ANNAPOLIS, Md. (AP) — Gov. Martin O’Malley’s administration expects this fall’s special legislative session on congressional redistricting will be convened in the week of Oct. 17, an O’Malley spokesman said July 5.

While the governor has not yet formally announced the exact date for the session, O’Malley is planning to call it sometime that week, Rick Abbruzzese said.

The Maryland legislature typically meets for a 90-day session beginning in January, but lawmakers need a special session to re-draw the state’s eight congressional districts based on the results of the census. If lawmakers only take up congressional redistricting, the session is not expected to last more than a few days.

Some lawmakers have suggested introducing legislation in addition to redistricting to raise revenue for the state’s badly depleted Transportation Trust Fund. Although lawmakers will be able to introduce legislation when they gather for the special session, it’s unclear how much support exists to take on challenging revenue measures.

House Speaker Michael Busch, D-Anne Arundel, said Tuesday he has not had any discussions yet about taking up issues other than redistricting during the special session. He also questioned why lawmakers should hold a long special session to work on tough legislation without clear consensus, when lawmakers will gather for their regular session in January.

“There is no reason to take up an issue that there’s not an agreement on other than redistricting,” Busch told The Associated Press in an interview July 5.

Senate President Thomas V. Mike Miller, D-Calvert, indicated in a letter to O’Malley in May that he was interested in expanding the scope of the special session to work on some high-profile issues, including the state’s structural deficit, shifting some teacher pension costs to local governments and transportation funding concerns. Miller could not immediately be reached for comment.

Earlier this year, a state commission recommended that Maryland raise $800 million more in annual transportation funding to shore up the transportation revenues.

O’Malley, a Democrat, has expressed interest in moving away from a traditional flat tax on gasoline, because new cars and trucks are now designed to use less gas.

“The governor is still considering whether to address the Transportation Trust Fund in a special session or wait until the next regular session,” Abbruzzese said July 5.

The recommendations by the state’s Blue Ribbon Commission on Transportation Funding included applying the state’s sales tax to gasoline.

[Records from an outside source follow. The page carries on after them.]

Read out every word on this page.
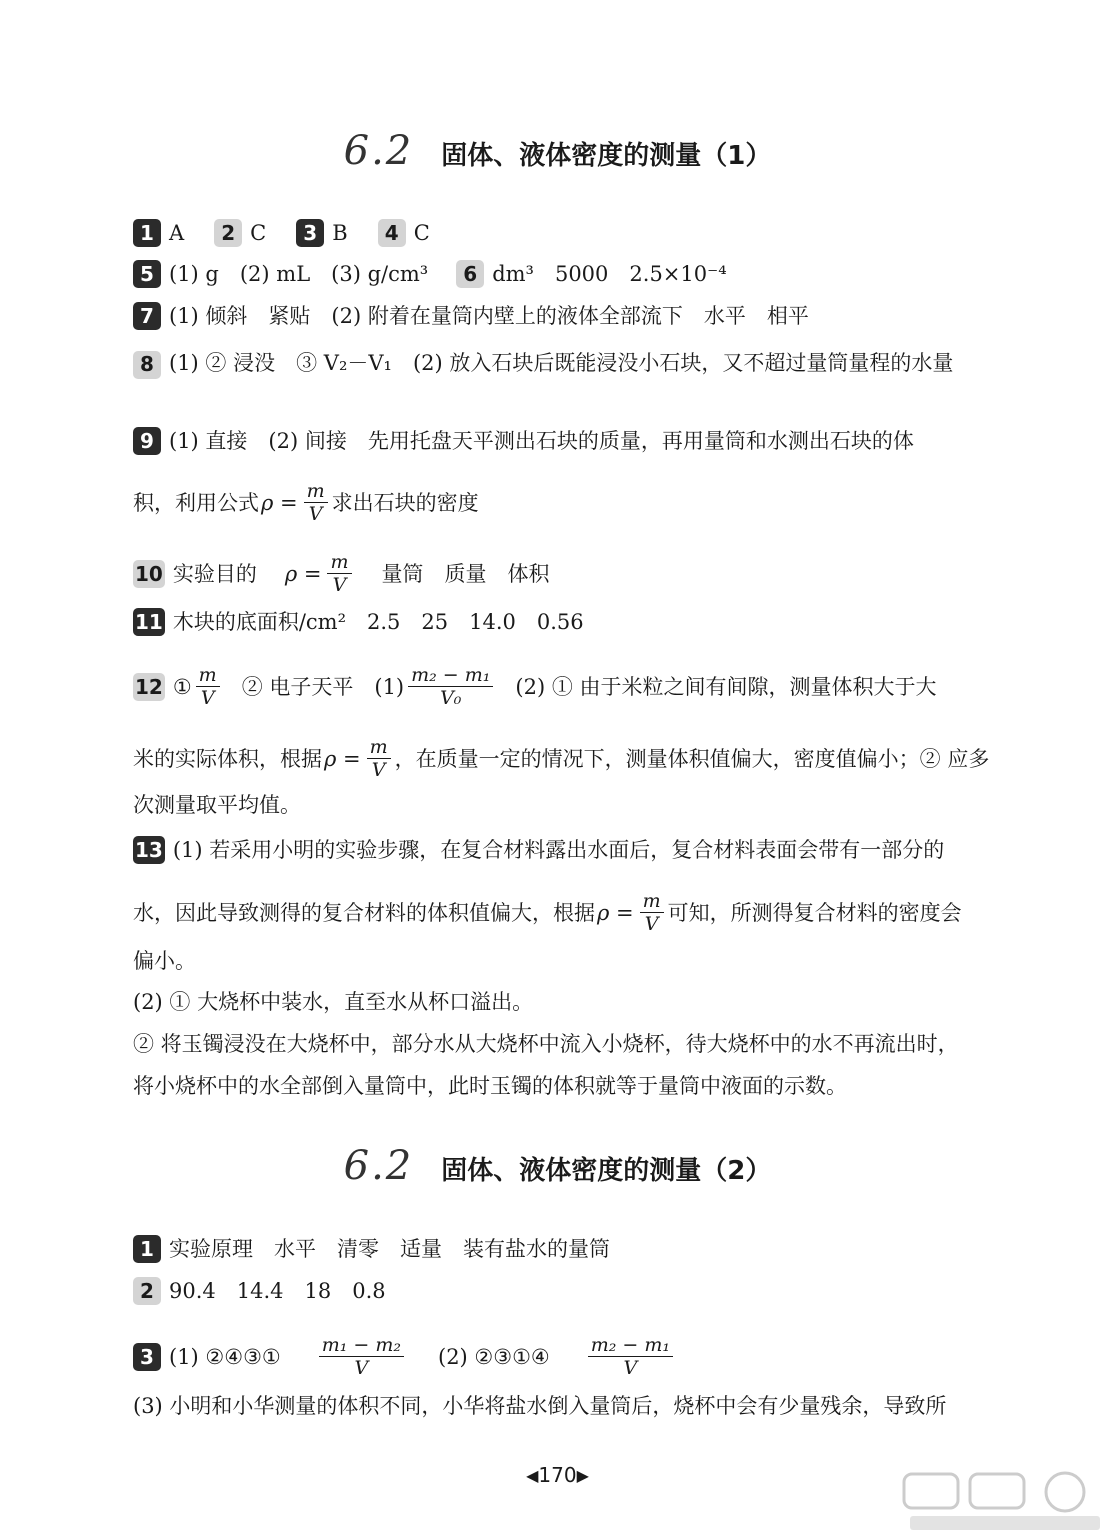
6.2 固体、液体密度的测量（1）
1 A	2 C	3 B	4 C
5 (1) g　(2) mL　(3) g/cm³	6 dm³　5000　2.5×10⁻⁴
7 (1) 倾斜　紧贴　(2) 附着在量筒内壁上的液体全部流下　水平　相平
8 (1) ② 浸没　③ V₂－V₁　(2) 放入石块后既能浸没小石块，又不超过量筒量程的水量
9 (1) 直接　(2) 间接　先用托盘天平测出石块的质量，再用量筒和水测出石块的体
积，利用公式 $\rho = \frac{m}{V}$ 求出石块的密度
10 实验目的 $\rho = \frac{m}{V}$ 量筒　质量　体积
11 木块的底面积/cm²　2.5　25　14.0　0.56
12 ① $\frac{m}{V}$ ② 电子天平　$(1) \frac{\text{m₂ − m₁}}{\text{V₀}} (2)$ ① 由于米粒之间有间隙，测量体积大于大
米的实际体积，根据 $\rho = \frac{m}{V}$ ，在质量一定的情况下，测量体积值偏大，密度值偏小；② 应多
次测量取平均值。
13 (1) 若采用小明的实验步骤，在复合材料露出水面后，复合材料表面会带有一部分的
水，因此导致测得的复合材料的体积值偏大，根据 $\rho = \frac{m}{V}$ 可知，所测得复合材料的密度会
偏小。
(2) ① 大烧杯中装水，直至水从杯口溢出。
② 将玉镯浸没在大烧杯中，部分水从大烧杯中流入小烧杯，待大烧杯中的水不再流出时，
将小烧杯中的水全部倒入量筒中，此时玉镯的体积就等于量筒中液面的示数。
6.2 固体、液体密度的测量（2）
1 实验原理　水平　清零　适量　装有盐水的量筒
2 90.4　14.4　18　0.8
3 (1) ②④③① $\frac{\text{m₁ − m₂}}{V} (2)$ ②③①④ $\frac{\text{m₂ − m₁}}{V}$
(3) 小明和小华测量的体积不同，小华将盐水倒入量筒后，烧杯中会有少量残余，导致所
◀170▶
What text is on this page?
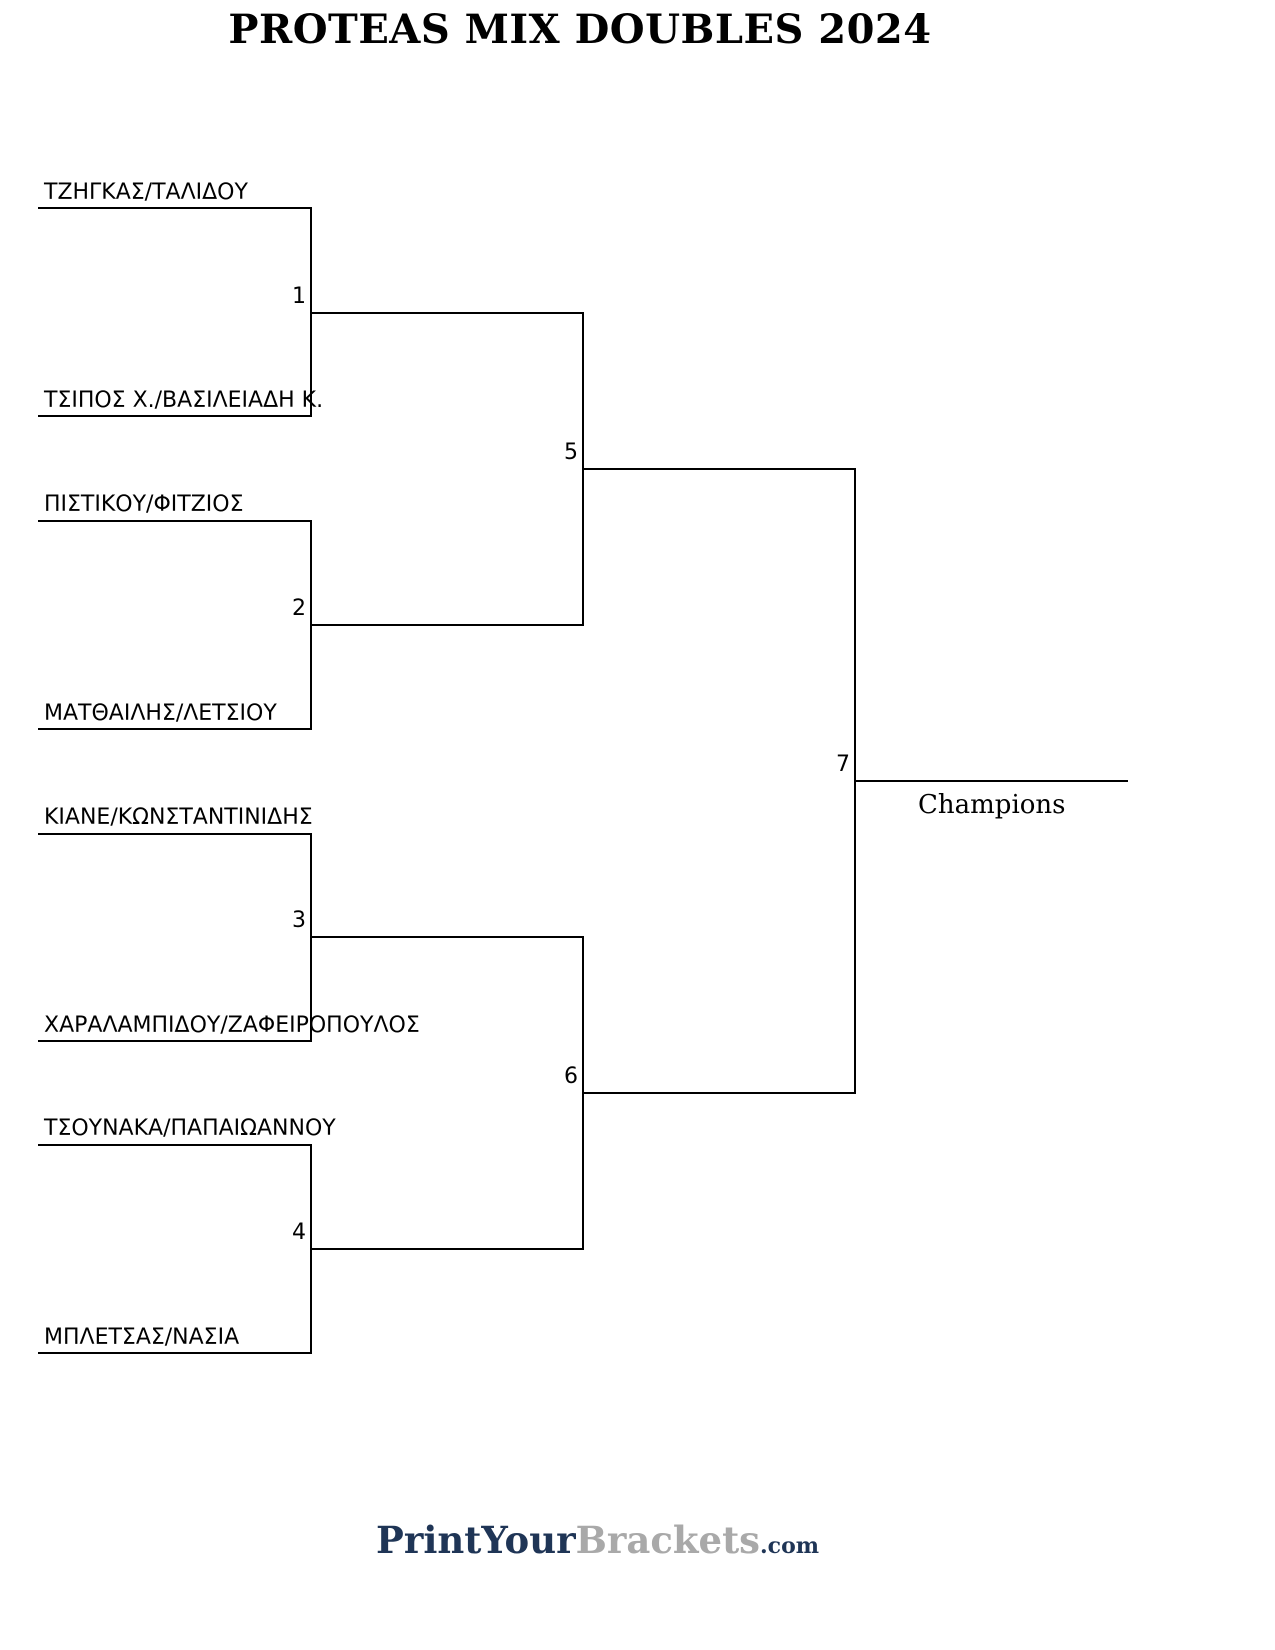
PROTEAS MIX DOUBLES 2024
ΤΖΗΓΚΑΣ/ΤΑΛΙΔΟΥ
ΤΣΙΠΟΣ Χ./ΒΑΣΙΛΕΙΑΔΗ Κ.
ΠΙΣΤΙΚΟΥ/ΦΙΤΖΙΟΣ
ΜΑΤΘΑΙΛΗΣ/ΛΕΤΣΙΟΥ
ΚΙΑΝΕ/ΚΩΝΣΤΑΝΤΙΝΙΔΗΣ
ΧΑΡΑΛΑΜΠΙΔΟΥ/ΖΑΦΕΙΡΟΠΟΥΛΟΣ
ΤΣΟΥΝΑΚΑ/ΠΑΠΑΙΩΑΝΝΟΥ
ΜΠΛΕΤΣΑΣ/ΝΑΣΙΑ
1
2
3
4
5
6
7
Champions
PrintYourBrackets.com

Currently, the state has a 23.5 cents per gallon gas tax, which was last raised in 1992.

A five-member panel that met publicly for the first time on July 6 will make recommendations to the governor for redrawing Maryland’s eight congressional districts.

The commission also will submit recommendations for reconfiguring state legislative districts. The governor will introduce that plan in a joint resolution to the General Assembly on Jan. 11, the first day of the legislative session. Lawmakers will have 45 days to either approve the governor’s plan or pass an alternative plan. If a plan is not passed in 45 days, the governor’s plan becomes law as submitted.